Os três primeiros desafios estão encaminhados: vivemos uma experiência democrática em que as instituições funcionam e se amplia a participação popular nos processos de tomada de decisão; vivemos uma dinâmica de investimento do Estado no combate às desigualdades sociais e regionais que nos permite dizer ao mundo, como na recente pesquisa do IPEA, que no Brasil as camadas mais pobres da população elevam sua qualidade de vida em meio à crise mundial; o Brasil ocupa hoje com altivez e competência seu lugar nas decisões nos foros mundiais.
O quarto desafio é planetário. Não é apenas da sociedade brasileira: o novo ciclo de desenvolvimento ainda não incorporou, de maneira adequada, a dimensão da sustentabilidade socioambiental à sua cultura. Mesmo considerando as conquistas alcançadas ao longo dos oito anos de mandato na formulação e condução das políticas socioambientais. Temos, portanto, aí um grande desafio a vencer para conferir uma nova qualidade à continuidade do nosso projeto, sob a liderança da companheira Dilma Rousseff.
Durante muito tempo a esquerda – o Partido dos Trabalhadores em particular – ouviu com atenção apenas discreta os argumentos daqueles que puseram no centro de sua agenda, de suas expectativas políticas, a luta pela sobrevivência do planeta. Mas mesmo os mais críticos hão de concordar que o governo Lula – expressão mais completa do projeto político do PT – é o governo da história republicana brasileira que mais fez pelas políticas públicas voltadas para a sustentabilidade socioambiental.

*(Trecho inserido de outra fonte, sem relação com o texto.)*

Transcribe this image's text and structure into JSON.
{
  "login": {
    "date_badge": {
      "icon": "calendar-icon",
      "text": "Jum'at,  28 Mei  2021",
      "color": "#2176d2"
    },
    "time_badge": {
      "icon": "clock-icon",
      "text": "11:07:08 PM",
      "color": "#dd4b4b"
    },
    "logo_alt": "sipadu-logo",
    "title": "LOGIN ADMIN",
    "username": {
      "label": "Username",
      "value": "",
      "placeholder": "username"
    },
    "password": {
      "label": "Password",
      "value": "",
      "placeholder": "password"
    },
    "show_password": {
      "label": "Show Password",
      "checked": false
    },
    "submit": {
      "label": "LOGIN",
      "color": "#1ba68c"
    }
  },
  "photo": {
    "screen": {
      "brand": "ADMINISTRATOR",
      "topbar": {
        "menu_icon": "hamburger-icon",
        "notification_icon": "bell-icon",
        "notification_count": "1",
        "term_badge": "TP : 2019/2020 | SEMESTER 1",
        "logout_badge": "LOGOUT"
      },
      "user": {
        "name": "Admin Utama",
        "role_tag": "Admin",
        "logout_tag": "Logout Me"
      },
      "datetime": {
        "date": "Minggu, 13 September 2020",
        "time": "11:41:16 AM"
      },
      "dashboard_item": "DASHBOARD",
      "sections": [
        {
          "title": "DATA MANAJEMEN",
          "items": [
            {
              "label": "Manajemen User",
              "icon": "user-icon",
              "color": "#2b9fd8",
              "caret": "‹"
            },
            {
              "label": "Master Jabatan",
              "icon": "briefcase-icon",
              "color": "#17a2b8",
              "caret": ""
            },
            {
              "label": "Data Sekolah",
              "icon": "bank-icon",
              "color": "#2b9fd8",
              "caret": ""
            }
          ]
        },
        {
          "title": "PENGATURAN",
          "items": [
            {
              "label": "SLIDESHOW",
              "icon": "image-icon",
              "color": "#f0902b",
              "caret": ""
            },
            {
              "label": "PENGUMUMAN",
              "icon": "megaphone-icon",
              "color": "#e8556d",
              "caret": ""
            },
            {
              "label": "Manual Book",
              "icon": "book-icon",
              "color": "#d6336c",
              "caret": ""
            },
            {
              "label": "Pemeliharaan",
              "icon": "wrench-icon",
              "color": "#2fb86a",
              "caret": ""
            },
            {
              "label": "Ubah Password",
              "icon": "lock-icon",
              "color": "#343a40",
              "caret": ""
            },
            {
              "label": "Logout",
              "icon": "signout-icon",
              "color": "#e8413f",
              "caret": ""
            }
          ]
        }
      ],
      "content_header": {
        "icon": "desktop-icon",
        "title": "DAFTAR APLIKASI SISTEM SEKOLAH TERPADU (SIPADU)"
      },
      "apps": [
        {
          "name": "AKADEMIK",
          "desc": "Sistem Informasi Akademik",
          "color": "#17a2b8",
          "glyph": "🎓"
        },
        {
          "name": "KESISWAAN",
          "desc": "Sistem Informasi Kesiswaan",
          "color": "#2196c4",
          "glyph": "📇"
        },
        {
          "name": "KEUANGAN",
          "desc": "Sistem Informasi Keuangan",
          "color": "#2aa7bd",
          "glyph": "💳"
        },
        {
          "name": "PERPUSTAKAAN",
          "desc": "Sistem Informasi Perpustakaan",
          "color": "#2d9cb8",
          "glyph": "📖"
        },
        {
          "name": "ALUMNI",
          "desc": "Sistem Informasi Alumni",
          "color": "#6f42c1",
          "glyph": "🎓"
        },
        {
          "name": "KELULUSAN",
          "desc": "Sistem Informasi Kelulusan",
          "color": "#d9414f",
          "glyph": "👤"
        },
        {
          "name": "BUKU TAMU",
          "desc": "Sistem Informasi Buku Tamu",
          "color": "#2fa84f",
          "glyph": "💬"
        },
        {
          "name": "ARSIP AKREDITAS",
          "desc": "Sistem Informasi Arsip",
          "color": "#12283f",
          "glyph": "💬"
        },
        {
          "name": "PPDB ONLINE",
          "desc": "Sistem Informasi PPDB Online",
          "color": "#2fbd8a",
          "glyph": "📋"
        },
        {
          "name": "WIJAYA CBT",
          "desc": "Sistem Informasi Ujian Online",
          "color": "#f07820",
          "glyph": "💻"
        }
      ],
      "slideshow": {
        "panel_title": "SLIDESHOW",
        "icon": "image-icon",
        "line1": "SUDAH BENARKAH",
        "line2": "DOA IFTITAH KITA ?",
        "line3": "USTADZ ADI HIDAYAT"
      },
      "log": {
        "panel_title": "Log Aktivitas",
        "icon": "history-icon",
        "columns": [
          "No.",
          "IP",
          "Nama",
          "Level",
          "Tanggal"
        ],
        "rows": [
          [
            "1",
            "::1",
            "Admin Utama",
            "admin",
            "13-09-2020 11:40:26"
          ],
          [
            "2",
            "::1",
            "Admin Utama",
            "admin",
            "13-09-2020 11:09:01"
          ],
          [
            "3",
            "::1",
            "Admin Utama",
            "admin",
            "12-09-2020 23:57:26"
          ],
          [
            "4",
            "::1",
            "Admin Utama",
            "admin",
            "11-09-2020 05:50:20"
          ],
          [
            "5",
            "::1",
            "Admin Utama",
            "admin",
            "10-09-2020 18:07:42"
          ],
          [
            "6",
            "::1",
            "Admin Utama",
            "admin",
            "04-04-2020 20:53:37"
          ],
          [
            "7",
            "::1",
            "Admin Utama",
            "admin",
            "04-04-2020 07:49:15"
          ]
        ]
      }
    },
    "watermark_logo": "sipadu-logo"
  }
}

Não se conhece outro no qual a tensão entre desenvolvimento econômico e a preservação da natureza tenha ido ao centro de sua dinâmica.
Entre suas conquistas estão a redução consistente no desmatamento da Amazônia, o alargamento inédito das áreas de preservação, a busca de alternativas econômicas para a “floresta em pé”, por meio da Lei de Florestas Públicas, a aprovação da Lei de Resíduos Sólidos no Congresso Nacional, o encaminhamento reconhecido internacionalmente dos compromissos relativos ao combate ao aquecimento global. Pela primeira vez na história, o Estado brasileiro passou a regular investimentos econômicos pela lógica da sustentabilidade. A Resolução do Conselho Monetário Nacional, Nº (…) em 2008 que condiciona a liberação de recursos para empreendimentos do agronegócio nas áreas da fronteira agrícola, aos critérios de sustentabilidade socioambiental, o que moderniza as práticas desta área sensível da economia sobre o ambiente. Este é apenas um exemplo.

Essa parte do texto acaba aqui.